Frage: Das Turnier ist jetzt fast zu Ende. Wird den Armen, etwa den Menschen aus den für die WM geräumten Vierteln, dann die Rechnung präsentiert? Oder glauben Sie, dass die Regierung ihre Zusagen etwa für Wohnungen und Bildung einhalten wird?

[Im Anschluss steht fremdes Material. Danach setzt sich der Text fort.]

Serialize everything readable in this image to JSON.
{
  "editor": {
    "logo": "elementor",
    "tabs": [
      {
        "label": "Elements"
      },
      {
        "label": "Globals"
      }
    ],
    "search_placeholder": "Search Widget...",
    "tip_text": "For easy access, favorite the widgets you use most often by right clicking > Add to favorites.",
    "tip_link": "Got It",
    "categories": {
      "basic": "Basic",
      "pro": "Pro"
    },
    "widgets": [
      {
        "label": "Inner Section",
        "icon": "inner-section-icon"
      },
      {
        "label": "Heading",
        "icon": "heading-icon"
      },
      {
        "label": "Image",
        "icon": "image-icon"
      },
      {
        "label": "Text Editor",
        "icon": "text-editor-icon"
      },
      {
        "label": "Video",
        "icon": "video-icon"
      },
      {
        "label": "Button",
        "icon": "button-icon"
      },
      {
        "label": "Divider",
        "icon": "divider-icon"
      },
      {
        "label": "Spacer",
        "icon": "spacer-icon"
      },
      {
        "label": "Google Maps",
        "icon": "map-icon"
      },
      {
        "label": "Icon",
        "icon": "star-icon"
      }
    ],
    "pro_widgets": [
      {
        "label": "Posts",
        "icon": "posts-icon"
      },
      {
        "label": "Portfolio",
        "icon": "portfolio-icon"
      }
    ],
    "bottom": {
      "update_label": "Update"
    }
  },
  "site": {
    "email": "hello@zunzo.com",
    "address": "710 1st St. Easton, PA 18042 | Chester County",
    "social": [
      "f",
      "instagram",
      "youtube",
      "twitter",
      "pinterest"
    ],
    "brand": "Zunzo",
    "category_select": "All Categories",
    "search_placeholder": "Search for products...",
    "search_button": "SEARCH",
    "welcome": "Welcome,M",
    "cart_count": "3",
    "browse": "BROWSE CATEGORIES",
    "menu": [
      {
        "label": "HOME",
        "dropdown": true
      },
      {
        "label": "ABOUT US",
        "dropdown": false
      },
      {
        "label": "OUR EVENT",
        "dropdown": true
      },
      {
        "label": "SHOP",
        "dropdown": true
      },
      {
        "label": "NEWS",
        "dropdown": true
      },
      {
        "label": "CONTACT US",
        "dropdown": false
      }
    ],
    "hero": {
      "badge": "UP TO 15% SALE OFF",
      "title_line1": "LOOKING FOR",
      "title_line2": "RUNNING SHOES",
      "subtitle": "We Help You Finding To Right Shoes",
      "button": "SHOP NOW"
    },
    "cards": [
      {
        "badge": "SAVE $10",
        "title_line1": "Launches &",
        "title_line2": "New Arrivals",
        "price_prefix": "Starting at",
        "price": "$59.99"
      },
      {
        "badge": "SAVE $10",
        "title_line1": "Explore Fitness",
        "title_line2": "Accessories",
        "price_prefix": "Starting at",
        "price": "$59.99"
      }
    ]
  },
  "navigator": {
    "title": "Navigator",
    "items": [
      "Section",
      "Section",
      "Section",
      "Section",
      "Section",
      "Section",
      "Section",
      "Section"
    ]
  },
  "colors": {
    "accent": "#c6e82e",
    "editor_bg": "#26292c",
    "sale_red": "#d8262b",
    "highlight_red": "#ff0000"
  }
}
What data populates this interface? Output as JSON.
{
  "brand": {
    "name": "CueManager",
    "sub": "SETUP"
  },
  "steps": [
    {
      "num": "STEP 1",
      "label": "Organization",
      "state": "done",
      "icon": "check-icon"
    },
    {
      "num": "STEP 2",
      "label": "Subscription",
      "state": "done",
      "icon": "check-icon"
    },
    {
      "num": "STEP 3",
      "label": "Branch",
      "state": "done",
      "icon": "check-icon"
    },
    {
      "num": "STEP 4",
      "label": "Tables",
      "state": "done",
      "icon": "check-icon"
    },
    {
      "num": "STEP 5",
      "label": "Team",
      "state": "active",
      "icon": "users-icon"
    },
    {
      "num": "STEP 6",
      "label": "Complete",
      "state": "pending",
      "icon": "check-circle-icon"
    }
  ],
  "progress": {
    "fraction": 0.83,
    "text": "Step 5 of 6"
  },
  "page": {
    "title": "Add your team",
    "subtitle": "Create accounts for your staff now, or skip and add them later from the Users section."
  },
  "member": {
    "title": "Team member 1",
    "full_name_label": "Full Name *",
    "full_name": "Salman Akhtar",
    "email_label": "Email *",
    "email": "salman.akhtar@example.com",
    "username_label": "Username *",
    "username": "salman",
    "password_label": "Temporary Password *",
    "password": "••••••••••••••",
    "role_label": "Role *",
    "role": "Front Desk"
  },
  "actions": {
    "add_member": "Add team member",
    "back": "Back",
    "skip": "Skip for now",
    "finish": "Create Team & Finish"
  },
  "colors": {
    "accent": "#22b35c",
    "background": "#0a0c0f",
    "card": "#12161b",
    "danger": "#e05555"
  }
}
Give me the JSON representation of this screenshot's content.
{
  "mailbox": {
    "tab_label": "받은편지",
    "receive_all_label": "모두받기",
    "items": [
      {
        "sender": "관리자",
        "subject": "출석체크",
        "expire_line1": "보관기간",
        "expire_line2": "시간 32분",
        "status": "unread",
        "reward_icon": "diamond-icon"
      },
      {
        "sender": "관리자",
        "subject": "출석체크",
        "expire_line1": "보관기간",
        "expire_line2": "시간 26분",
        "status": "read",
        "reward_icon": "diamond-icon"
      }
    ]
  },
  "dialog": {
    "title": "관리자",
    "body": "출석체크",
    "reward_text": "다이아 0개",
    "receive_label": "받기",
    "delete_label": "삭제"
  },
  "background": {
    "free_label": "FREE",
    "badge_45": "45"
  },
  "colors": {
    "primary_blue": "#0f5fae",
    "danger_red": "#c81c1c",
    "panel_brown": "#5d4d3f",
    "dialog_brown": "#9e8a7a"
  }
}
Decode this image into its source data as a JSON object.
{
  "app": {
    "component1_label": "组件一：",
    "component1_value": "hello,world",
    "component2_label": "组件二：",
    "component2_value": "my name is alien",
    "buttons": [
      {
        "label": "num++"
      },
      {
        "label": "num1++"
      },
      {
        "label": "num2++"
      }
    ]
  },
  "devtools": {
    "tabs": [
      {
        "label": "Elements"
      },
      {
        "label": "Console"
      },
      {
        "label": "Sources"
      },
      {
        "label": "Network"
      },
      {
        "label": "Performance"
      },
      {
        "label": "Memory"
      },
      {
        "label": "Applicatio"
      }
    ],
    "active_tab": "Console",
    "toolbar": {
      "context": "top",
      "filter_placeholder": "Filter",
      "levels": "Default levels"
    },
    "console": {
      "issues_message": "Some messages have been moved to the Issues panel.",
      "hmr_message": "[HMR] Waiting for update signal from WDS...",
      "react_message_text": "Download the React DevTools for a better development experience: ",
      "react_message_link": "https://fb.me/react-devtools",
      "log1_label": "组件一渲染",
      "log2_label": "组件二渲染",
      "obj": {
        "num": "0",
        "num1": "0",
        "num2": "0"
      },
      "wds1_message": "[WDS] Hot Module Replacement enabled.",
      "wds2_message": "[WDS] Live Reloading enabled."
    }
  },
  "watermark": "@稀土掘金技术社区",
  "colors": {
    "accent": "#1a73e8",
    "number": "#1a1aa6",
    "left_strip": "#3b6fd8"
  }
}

Paffhausen: Die Regierung von Präsidentin Dilma Rousseff steht schon ziemlich unter Druck – zumal wenn jetzt das berauschende WM-Fest wegfällt. Sie wird liefern müssen. Die ganzen Proteste finden dann auch wieder ihren Ort, an den sie eigentlich gehören: die Politik, das politische Tagesgeschäft. Die Forderungen der Bevölkerung werden nicht verstummen. Ob die Regierung tatsächlich alles erfüllen kann; ob die finanziellen Mittel da sind und auch in die richtigen Kanäle geleitet werden, ist natürlich die Frage. Aber ich bin da verhalten optimistisch. Die ganze Sozialbewegung ist für mich auch immer ein Zeichen einer sehr positiven demokratischen Entwicklung in Brasilien.